Archer is fictional, but most of the other main characters are not. Among them is the infinitely sinister Jonathan Wild, the self-styled ‘Thieftaker General of Great Britain and Ireland’, who plays each side of the law against the other to his own advantage. His feud with Jack Shepherd, the charismatic burglar who refuses to accept his authority, is one factor leading to his eventual downfall.
But the voice we hear most clearly is that of Edgeworth Bess, a prostitute who loves Jack but knows his weaknesses. In February 1726, at the start of the novel, she is imprisoned in Newgate. She dictates her life story to Archer in ‘flash’, the thieves’ language, while she waits to end her life on the ‘Fatal Tree’ at Tyburn.
In parallel with her story, Archer unfolds his own, for a reason that becomes fully apparent only at the end. He belongs to the homosexual subculture that finds a degree of tolerance within Romeville. He’s also a ‘spruce prig’, a thief who dresses like the gentry and apes their mannners.
Jake Arnott, who is probably best known for excellent novels such as The Long Firm about London gangsters in the 1960s, has done much more than update the work of his 18th-century predecessors. Unlike them, he shows the citizens of Romeville as people, not as folk heroes or bogeymen, and he does this without prurience or sentimentality.

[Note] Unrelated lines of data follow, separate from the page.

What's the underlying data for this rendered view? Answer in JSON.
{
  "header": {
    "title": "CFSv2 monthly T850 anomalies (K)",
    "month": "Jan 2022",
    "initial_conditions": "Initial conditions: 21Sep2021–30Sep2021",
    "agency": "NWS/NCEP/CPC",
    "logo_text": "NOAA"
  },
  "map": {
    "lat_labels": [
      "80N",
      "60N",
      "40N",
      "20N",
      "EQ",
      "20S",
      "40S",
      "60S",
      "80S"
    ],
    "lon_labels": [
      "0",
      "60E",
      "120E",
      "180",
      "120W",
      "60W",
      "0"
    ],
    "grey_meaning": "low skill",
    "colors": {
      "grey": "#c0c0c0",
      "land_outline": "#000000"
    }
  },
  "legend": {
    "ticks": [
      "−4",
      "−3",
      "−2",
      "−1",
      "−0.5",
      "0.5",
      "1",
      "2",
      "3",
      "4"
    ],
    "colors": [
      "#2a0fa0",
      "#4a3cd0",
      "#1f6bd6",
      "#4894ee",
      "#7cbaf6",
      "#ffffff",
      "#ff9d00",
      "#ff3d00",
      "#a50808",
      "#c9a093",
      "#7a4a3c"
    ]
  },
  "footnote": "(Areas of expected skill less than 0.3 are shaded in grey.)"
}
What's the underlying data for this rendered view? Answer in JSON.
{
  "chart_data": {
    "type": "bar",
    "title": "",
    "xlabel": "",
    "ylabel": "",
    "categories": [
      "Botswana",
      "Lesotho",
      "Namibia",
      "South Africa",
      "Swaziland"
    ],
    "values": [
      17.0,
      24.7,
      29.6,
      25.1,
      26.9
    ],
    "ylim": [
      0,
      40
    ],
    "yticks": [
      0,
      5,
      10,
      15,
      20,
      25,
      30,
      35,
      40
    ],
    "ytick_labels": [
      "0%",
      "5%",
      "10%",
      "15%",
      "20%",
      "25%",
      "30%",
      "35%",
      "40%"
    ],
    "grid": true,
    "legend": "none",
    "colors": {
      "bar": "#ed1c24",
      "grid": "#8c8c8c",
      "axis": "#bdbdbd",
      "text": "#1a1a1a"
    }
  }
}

In doing so, he gives us a convincing and densely textured picture of the world they live in. He doesn’t spare the reader the fruits of his research. If sentences like ‘I touted peery of the prig-napper by lightmans’ make you feel queasy, this may not be the novel for you. The rest of us will scurry to the glossary at the end of the book.
It’s worth the effort. The Fatal Tree is not just a sophisticated exercise in historical pastiche. Arnott explores what poor Bess calls ‘the felony of love’, a crime that is not on the statute book. The result is powerful, poignant and readable.